Il vento del cambiamento
Il Concilio (1958-1963) arrivò in un’italietta tradizionale e pseudo religiosa, come un uragano e un terremoto inaspettato suscitando sospetti, paure, reazione e tante speranze. I semi che dormivano nascosti sotto la terra come le radici sepolte d’inverno sotto la neve sbocciarono e cominciarono a portare frutto sotto l’acquazzone benefico della nuova stagione. I cattolici erano chiamati a una conversione profonda, a intraprendere un cammino di ri-educazione della loro fede.
Nuove parole d’ordine. Ne cito solo alcune: Parola di Dio (non solo “il vangelo”); Popolo di Dio e Comunità (non più “la parrocchia”), impegno sociale e politico (non opere di carità). Assemblea eucaristica (non più “la messa”).

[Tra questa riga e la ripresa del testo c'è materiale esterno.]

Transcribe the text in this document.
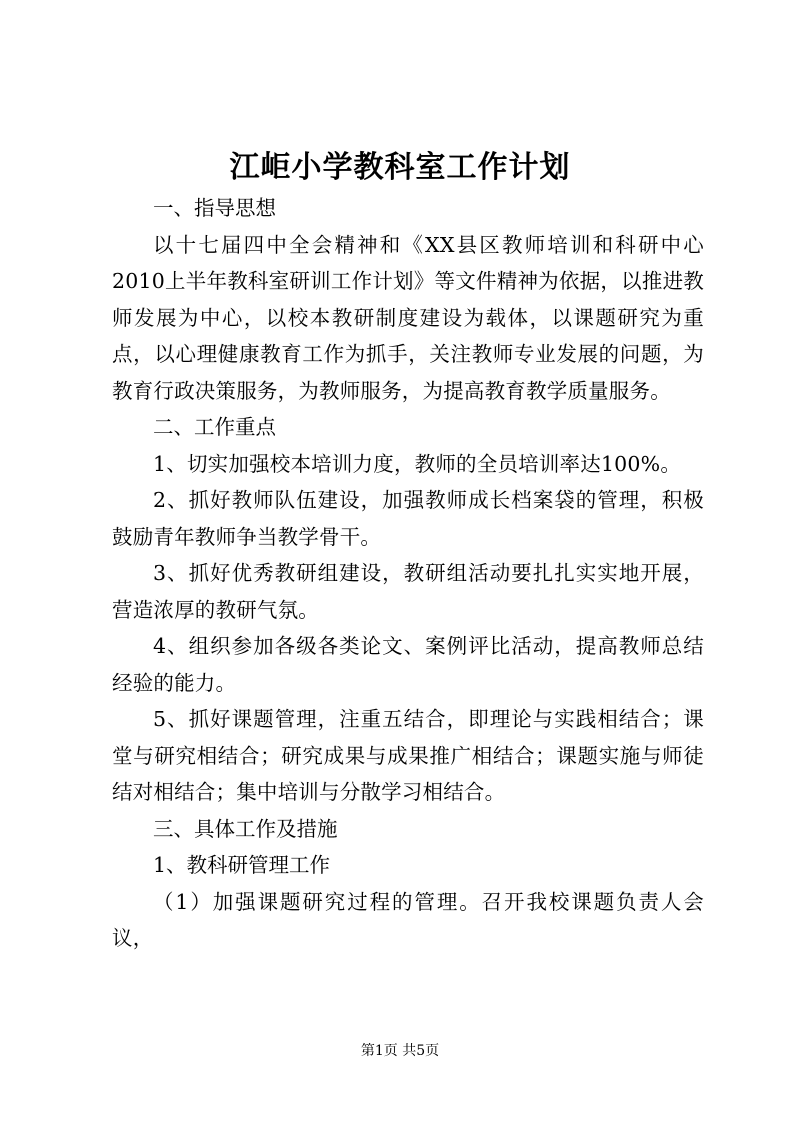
江岠小学教科室工作计划

一、指导思想

以十七届四中全会精神和《XX县区教师培训和科研中心2010上半年教科室研训工作计划》等文件精神为依据，以推进教师发展为中心，以校本教研制度建设为载体，以课题研究为重点，以心理健康教育工作为抓手，关注教师专业发展的问题，为教育行政决策服务，为教师服务，为提高教育教学质量服务。

二、工作重点

1、切实加强校本培训力度，教师的全员培训率达100%。

2、抓好教师队伍建设，加强教师成长档案袋的管理，积极鼓励青年教师争当教学骨干。

3、抓好优秀教研组建设，教研组活动要扎扎实实地开展，营造浓厚的教研气氛。

4、组织参加各级各类论文、案例评比活动，提高教师总结经验的能力。

5、抓好课题管理，注重五结合，即理论与实践相结合；课堂与研究相结合；研究成果与成果推广相结合；课题实施与师徒结对相结合；集中培训与分散学习相结合。

三、具体工作及措施

1、教科研管理工作

（1）加强课题研究过程的管理。召开我校课题负责人会议，

第1页 共5页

I luoghi del rinnovamento furono prima di tutto le parrocchie, aiutate da preti illuminati e da vescovi conciliari e a seguire le tre più importanti associazioni cattoliche: l’Azione cattolica, le Acli e gli Scout. Non c’era ancora la moltiplicazione di movimenti che oggi conosciamo ad esempio Comunione e Liberazione, Catecumenali, Spirituali, Pentecostali, Opus Dei, Legionari di Cristo con la cornice di devoti a piede libero come i fedeli di padre Pio, della madonna di Madjugorie, ed altri gruppi e gruppetti. C’erano, è vero, dei preti “carismatici” che avevano un seguito di affezionati e obbedienti. Mi viene in mente don Dossetti a Monetveglio, padre Remo Sartori alla comunità del Pozzo. Ma tutto si svolgeva principalmente all’interno delle parrocchie e “tenuti sotto controllo” dai vescovi.

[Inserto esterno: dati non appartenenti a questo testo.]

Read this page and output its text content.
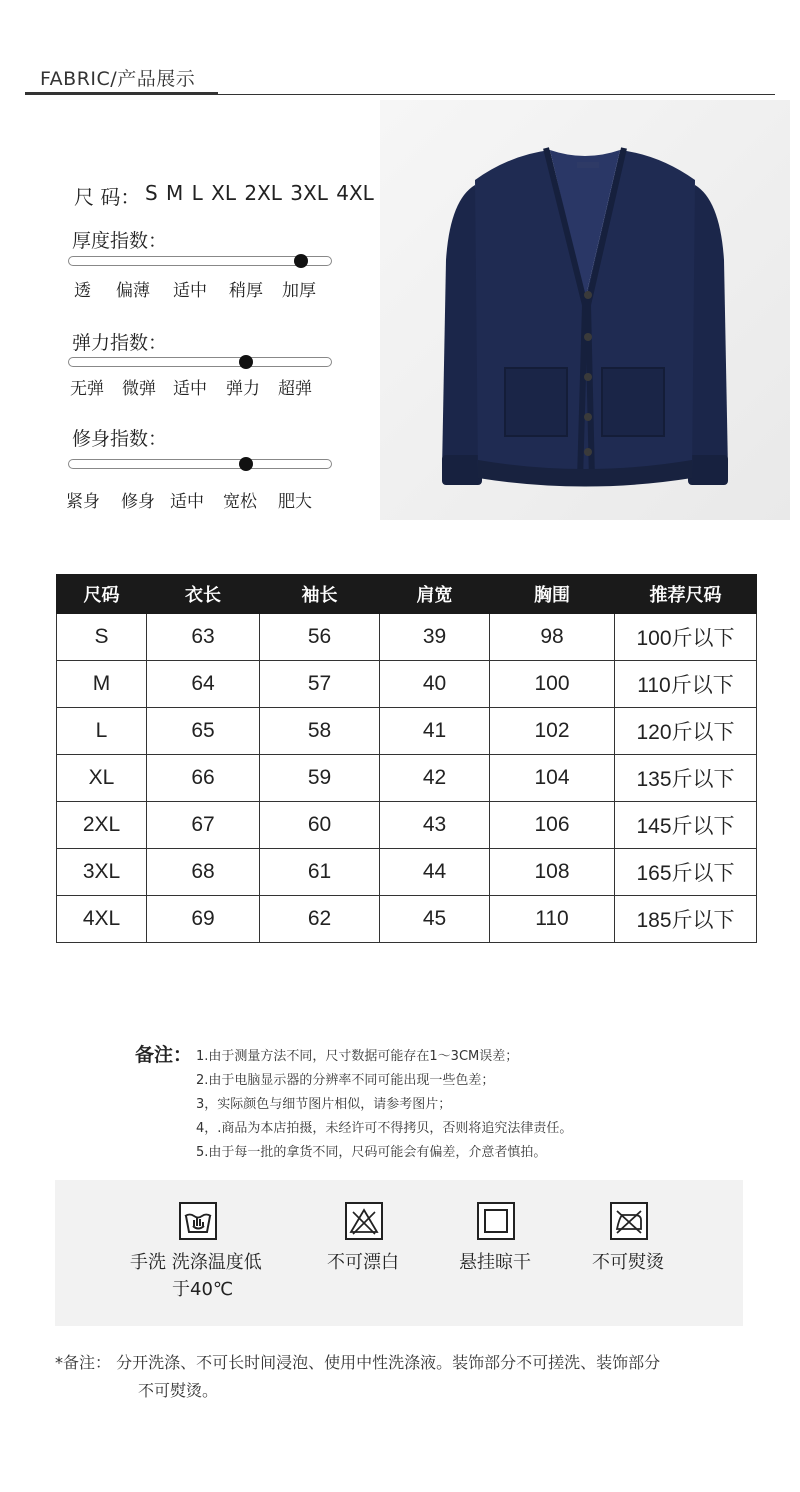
FABRIC/产品展示
尺 码： S M L XL 2XL 3XL 4XL
厚度指数：
透 偏薄 适中 稍厚 加厚
弹力指数：
无弹 微弹 适中 弹力 超弹
修身指数：
紧身 修身 适中 宽松 肥大
尺码	衣长	袖长	肩宽	胸围	推荐尺码
S	63	56	39	98	100斤以下
M	64	57	40	100	110斤以下
L	65	58	41	102	120斤以下
XL	66	59	42	104	135斤以下
2XL	67	60	43	106	145斤以下
3XL	68	61	44	108	165斤以下
4XL	69	62	45	110	185斤以下
备注： 1.由于测量方法不同，尺寸数据可能存在1～3CM误差；
2.由于电脑显示器的分辨率不同可能出现一些色差；
3，实际颜色与细节图片相似，请参考图片；
4，.商品为本店拍摄，未经许可不得拷贝，否则将追究法律责任。
5.由于每一批的拿货不同，尺码可能会有偏差，介意者慎拍。
手洗 洗涤温度低
于40℃
不可漂白	悬挂晾干	不可熨烫
*备注： 分开洗涤、不可长时间浸泡、使用中性洗涤液。装饰部分不可搓洗、装饰部分
不可熨烫。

Negli anni seguenti le spinte conciliari si andarono progressivamente spegnendo. Subito dopo si cominciò a frenare la spinta propulsiva del Concilio. Specialmente papa Wojitila ossessionato dall’anticomunismo, segnato da presunti miracoli della Madonna di Fatima e dal suo passato carismatico riportò la chiesa a una visione pre-conciliare e spense progressivamente ogni fermento di rinnovamento e di speranza. La sua personalità e la sua autocoscienza di mandato da Dio fecero il resto. Il mondo laico e cattolico rimase affascinato dal suo strapotere mediatico e si unì al coro di chi lo invocava come il nuovo profeta.

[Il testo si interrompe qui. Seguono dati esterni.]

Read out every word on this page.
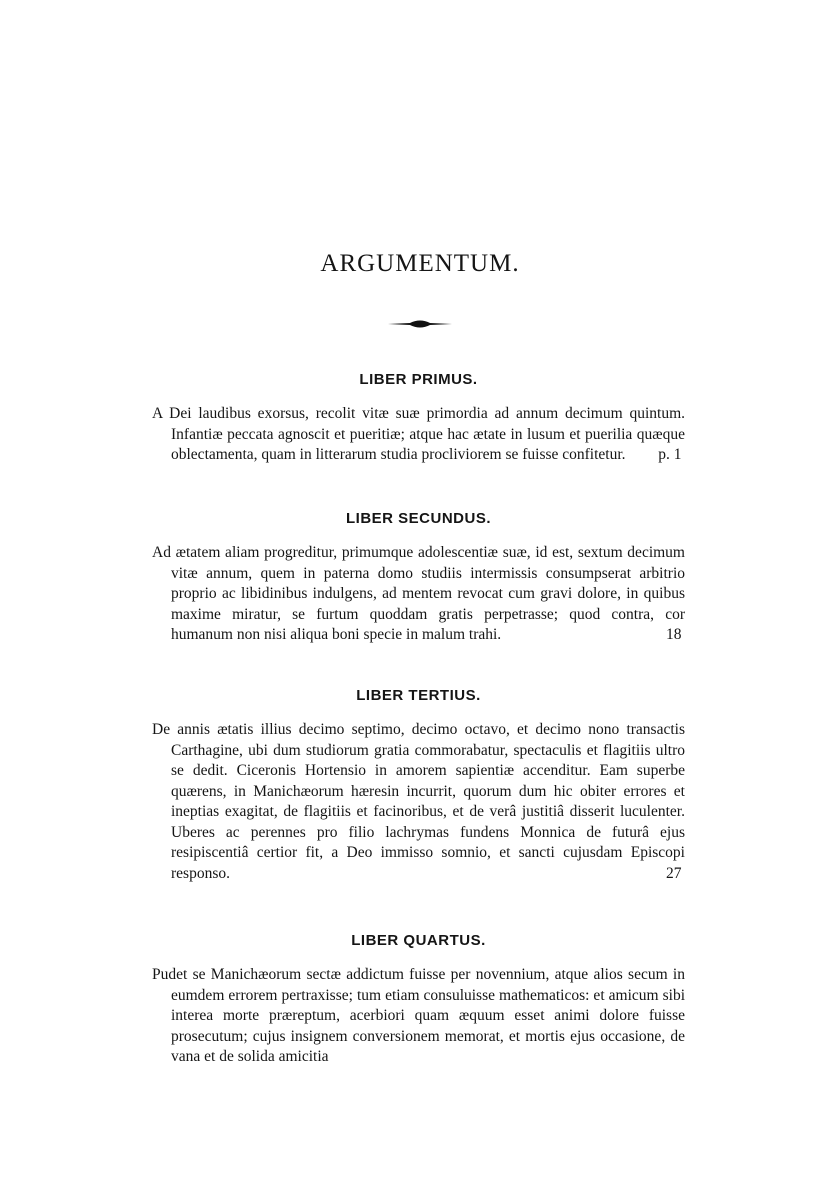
ARGUMENTUM.
LIBER PRIMUS.

A Dei laudibus exorsus, recolit vitæ suæ primordia ad annum decimum quintum. Infantiæ peccata agnoscit et pueritiæ; atque hac ætate in lusum et puerilia quæque oblectamenta, quam in litterarum studia procliviorem se fuisse confitetur. p. 1

LIBER SECUNDUS.

Ad ætatem aliam progreditur, primumque adolescentiæ suæ, id est, sextum decimum vitæ annum, quem in paterna domo studiis intermissis consumpserat arbitrio proprio ac libidinibus indulgens, ad mentem revocat cum gravi dolore, in quibus maxime miratur, se furtum quoddam gratis perpetrasse; quod contra, cor humanum non nisi aliqua boni specie in malum trahi.	18

LIBER TERTIUS.

De annis ætatis illius decimo septimo, decimo octavo, et decimo nono transactis Carthagine, ubi dum studiorum gratia commorabatur, spectaculis et flagitiis ultro se dedit. Ciceronis Hortensio in amorem sapientiæ accenditur. Eam superbe quærens, in Manichæorum hæresin incurrit, quorum dum hic obiter errores et ineptias exagitat, de flagitiis et facinoribus, et de verâ justitiâ disserit luculenter. Uberes ac perennes pro filio lachrymas fundens Monnica de futurâ ejus resipiscentiâ certior fit, a Deo immisso somnio, et sancti cujusdam Episcopi responso.	27

LIBER QUARTUS.

Pudet se Manichæorum sectæ addictum fuisse per novennium, atque alios secum in eumdem errorem pertraxisse; tum etiam consuluisse mathematicos: et amicum sibi interea morte præreptum, acerbiori quam æquum esset animi dolore fuisse prosecutum; cujus insignem conversionem memorat, et mortis ejus occasione, de vana et de solida amicitia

La chiesa è stata desertificata. Dal papa e dai vescovi non si sentono mai parole nuove. Mai un gesto significativo, una testimonianza che apra il cuore e generi speranza. Paura, complotti, e scandali.
Le Comunità di base
Le Comunità cristiane di base erano nate in Italia sull’onda di una doppia sollecitazione: il Concilio e il 68. Le Comunità di base cercavano di rinnovare la chiesa partendo dal basso, dalla base appunto, attraverso piccoli gruppi attivi sia nelle parrocchie che fuori di esse. All’inizio si chiamarono “Gruppi spontanei”. I cristiani che ravvivarono questi gruppi erano per lo più giovani, volevano gestire in modo nuovo la propria fede diventando cristiani maturi e autonomi. Rivisitando in modo critico il patrimonio tradizionale della fede. Da una parte chiedevano più parola e democrazia all’interno della chiesa, dall’altra spingevano il credente a impegnarsi nel sociale e nel politico per costruire una mondo migliore. Dalla parte degli ultimi. Erano i tempi delle comunità dell’Isolotto di Firenze (con don Mazzi), di San Paolo a Roma (con don Franzoni) o dell’Oregina di Genova. Era una stagione di grandi fermenti, un vento primaverile sembrava attraversare la società e la chiesa: con don Milani, padre Balducci, don Dossetti e moltissimi altri.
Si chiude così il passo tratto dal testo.